Current research on behavioural and service delivery interventions for children with epilepsy is insufficient to guide firm clinical recommendations. The limited but suggestive benefits observed warrant further exploration via well-powered, methodologically rigorous RCTs with standardised, clinically relevant outcome sets. Future trials should integrate both short- and long-term endpoints, include patient-reported outcomes, and strive for blinding where practical. Establishing a core outcome set for paediatric epilepsy will be vital to harmonise future research.

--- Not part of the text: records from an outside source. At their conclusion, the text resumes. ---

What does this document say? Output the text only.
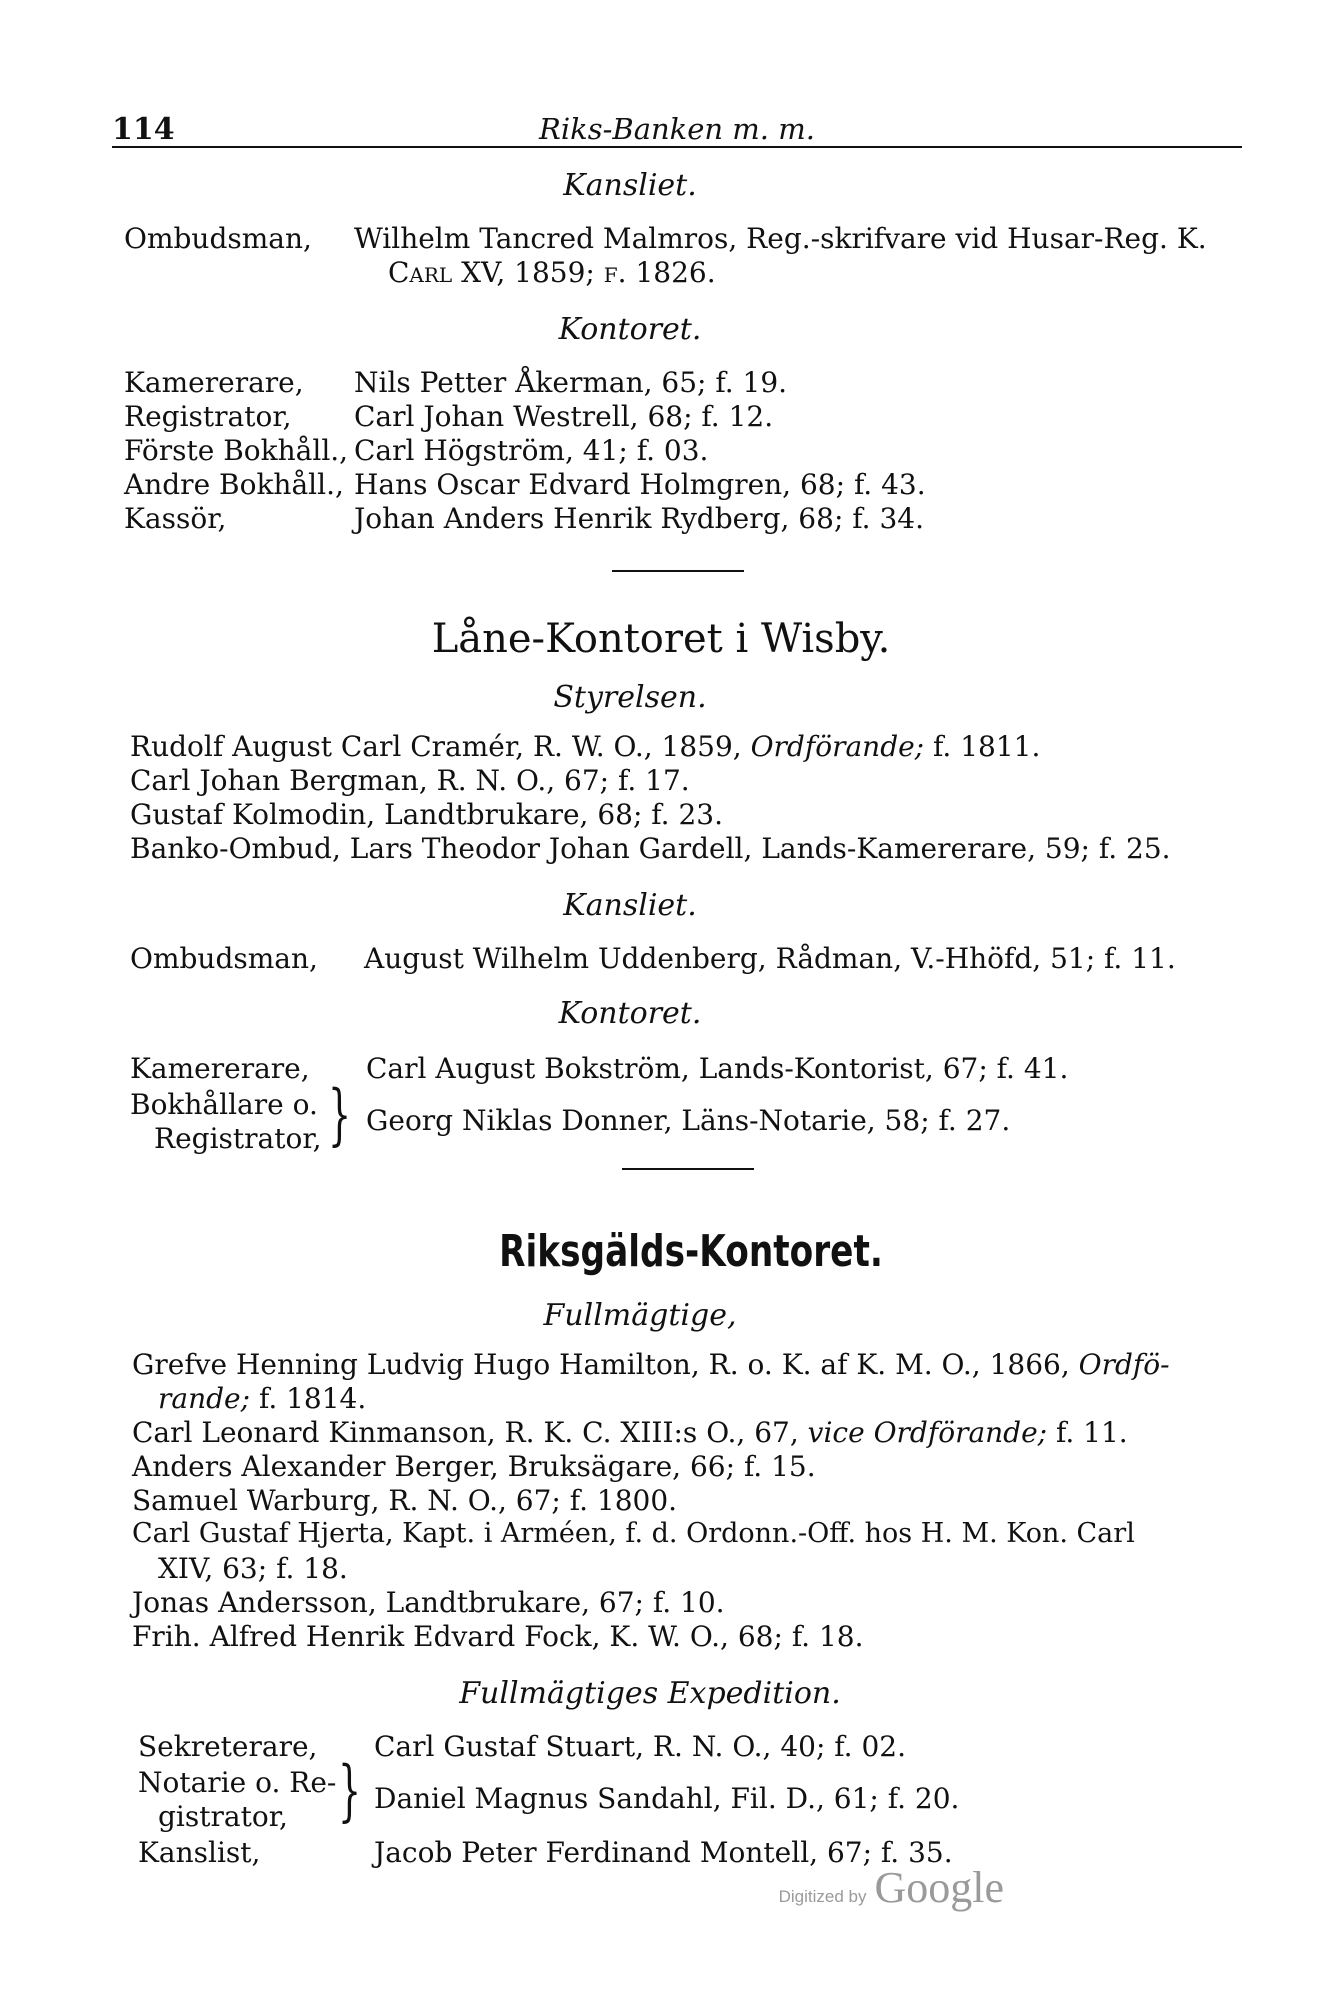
114	Riks-Banken m. m.
Kansliet.
Ombudsman, Wilhelm Tancred Malmros, Reg.-skrifvare vid Husar-Reg. K.
Carl XV, 1859; f. 1826.
Kontoret.
Kamererare, Nils Petter Åkerman, 65; f. 19.
Registrator, Carl Johan Westrell, 68; f. 12.
Förste Bokhåll., Carl Högström, 41; f. 03.
Andre Bokhåll., Hans Oscar Edvard Holmgren, 68; f. 43.
Kassör,	Johan Anders Henrik Rydberg, 68; f. 34.
Låne-Kontoret i Wisby.
Styrelsen.
Rudolf August Carl Cramér, R. W. O., 1859, Ordförande; f. 1811.
Carl Johan Bergman, R. N. O., 67; f. 17.
Gustaf Kolmodin, Landtbrukare, 68; f. 23.
Banko-Ombud, Lars Theodor Johan Gardell, Lands-Kamererare, 59; f. 25.
Kansliet.
Ombudsman, August Wilhelm Uddenberg, Rådman, V.-Hhöfd, 51; f. 11.
Kontoret.
Kamererare, Carl August Bokström, Lands-Kontorist, 67; f. 41.
Bokhållare o.
Registrator, } Georg Niklas Donner, Läns-Notarie, 58; f. 27.
Riksgälds-Kontoret.
Fullmägtige,
Grefve Henning Ludvig Hugo Hamilton, R. o. K. af K. M. O., 1866, Ordfö-
rande; f. 1814.
Carl Leonard Kinmanson, R. K. C. XIII:s O., 67, vice Ordförande; f. 11.
Anders Alexander Berger, Bruksägare, 66; f. 15.
Samuel Warburg, R. N. O., 67; f. 1800.
Carl Gustaf Hjerta, Kapt. i Arméen, f. d. Ordonn.-Off. hos H. M. Kon. Carl
XIV, 63; f. 18.
Jonas Andersson, Landtbrukare, 67; f. 10.
Frih. Alfred Henrik Edvard Fock, K. W. O., 68; f. 18.
Fullmägtiges Expedition.
Sekreterare, Carl Gustaf Stuart, R. N. O., 40; f. 02.
Notarie o. Re-
gistrator, } Daniel Magnus Sandahl, Fil. D., 61; f. 20.
Kanslist,	Jacob Peter Ferdinand Montell, 67; f. 35.
Digitized by Google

Funding and Trial Registration

The Cochrane review did not report specific funding sources for the included studies. Clinical trial identifiers were not listed. Given the methodological limitations, future research transparency, including preregistration and clear reporting, will be critical.

References

Fleeman N, Mayer J, Huang Y, Nevitt SJ, Panebianco M, Hill RA, Doherty AJ, Wilson N, Boland P, Clegg AJ, Bilsborough H, Williams EJ, Shaw EJ, Maden M, Kelly R, Marson AG. Service delivery, behavioural, and self-management interventions for children with epilepsy. Cochrane Database Syst Rev. 2025 Oct 22;10(10):CD015287. doi: 10.1002/14651858.CD015287.pub2. PMID: 41123096; PMCID: PMC12542328.